Amazingly, that endless New Yorker article didn't even mention that you will need to have an iPhone on your person at the same time you wear an Apple Watch.

And the word "charge" does not appear among its 16,000 words except when the author tells how Ive first took charge of various Apple design functions.

Yet one of the biggest commercial questions facing the watch is whether it will retain a battery charge long enough to satisfy users for even one day.

The iPhone itself already has significant battery life weakness relative to other smartphones.

So if we Apple addicts, or more importantly new users, are to adopt the Watch/iPhone combination we will be repeatedly charging two different devices.

I dwell on these two recent articles because they say volumes (literally) about Apple's aims.

This company, because of the unique global interest in its activities, can literally stipulate who writes the articles with which it cooperates and where they appear, particularly on topics as important as Jony Ive.

Apple never cooperates with articles that are not strategic; that they do not, quite literally, "place." Ive, who by all accounts prefers not to put his personality in the foreground, clearly has consented to be used nonetheless because he is so eager to help his watch succeed.

So the fact that Ive was rolled out only for magazines with a very elite and wealthy audience is significant.

Also significant and indicative of Apple's priorities is that both the FT's How to Spend Itarticle and the one in The New Yorker were written by authors who do not typically write about technology.

The authors instead were, respectively, one who typically writes about luxury, high society, and watches, and one who writes most often about the arts.

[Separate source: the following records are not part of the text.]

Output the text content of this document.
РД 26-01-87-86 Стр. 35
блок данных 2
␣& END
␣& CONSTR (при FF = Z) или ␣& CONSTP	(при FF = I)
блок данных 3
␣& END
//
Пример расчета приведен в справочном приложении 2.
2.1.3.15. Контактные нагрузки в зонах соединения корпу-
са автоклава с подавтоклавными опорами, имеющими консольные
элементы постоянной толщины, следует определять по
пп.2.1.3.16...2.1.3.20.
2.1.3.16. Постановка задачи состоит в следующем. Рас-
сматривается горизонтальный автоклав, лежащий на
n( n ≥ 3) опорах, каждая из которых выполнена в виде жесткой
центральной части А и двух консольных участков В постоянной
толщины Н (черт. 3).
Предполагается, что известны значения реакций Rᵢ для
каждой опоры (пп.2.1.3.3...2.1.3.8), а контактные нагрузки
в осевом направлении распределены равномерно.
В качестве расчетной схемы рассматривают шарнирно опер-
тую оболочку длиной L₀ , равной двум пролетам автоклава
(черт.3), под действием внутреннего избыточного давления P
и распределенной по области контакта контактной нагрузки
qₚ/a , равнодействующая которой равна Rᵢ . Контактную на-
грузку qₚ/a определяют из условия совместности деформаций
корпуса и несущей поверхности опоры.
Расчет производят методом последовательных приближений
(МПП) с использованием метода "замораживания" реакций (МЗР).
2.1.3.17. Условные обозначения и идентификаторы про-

Apple wanted it that way.

But here's the thing about luxury. Apple has become the colossus that it is today in large part because it uniquely has contributed to a fundamental redefinition of what luxury is.

Or rather, it has shown that in the modern technologized world "luxury," in the traditional sense, is increasingly meaningless.

Apple's core competence is democratizing capability in tech-centric products.

That's one reason there has been much excitement lately about the possibility that Apple might take on Tesla in building an electric car for everyman.

One of the most defining and ironic facts about modern life is that despite the shameful wealth and income inequality that besets the world, the differentiation such wealth can achieve for its beneficiaries is diminishing.

I have an iPhone 6. Elon Musk has an iPhone 6. Rupert Murdoch and Mark Zuckerberg and Madonna and all the stars at the Oscars have one, or a semi-equivalent Android device.

But a large percentage of the kids on the subway also have an iPhone, as do several of the service employees in my Manhattan apartment building.

There is no way a rich person can get a better phone than I can, than we can. I like that, and so does the world.

This egalitarianism is not only possible but necessary. That's because it takes large market economies of scale to justify the expenditure necessary to develop such a sophisticated product. Thus if it was truly luxury, it would not truly be tech. This reality will continue to insure that the best things are evenly spread over the planet.

The latest predictions are that by 2018, as many as 3.8 billion people will have smartphones not much different from the one Steve Jobs pioneered only 8 short years ago.

Apple has triumphed and become the most valuable company in history because it was able to sell state-of-the-art technology at gigantic scale for a price affordable to huge numbers of people. In so doing, it has helped make the world more equal.

It's distressing and maybe a little worrisome to see a company that has achieved its extraordinary scale and influence by those means now devolving back to thinking about luxury in such a conventional and even pedestrian sense.

Not that there's anything intrinsically wrong with golden beautiful luxuries. But many companies can make such products. Hardly any can make an iPhone or iPad or MacBook Air.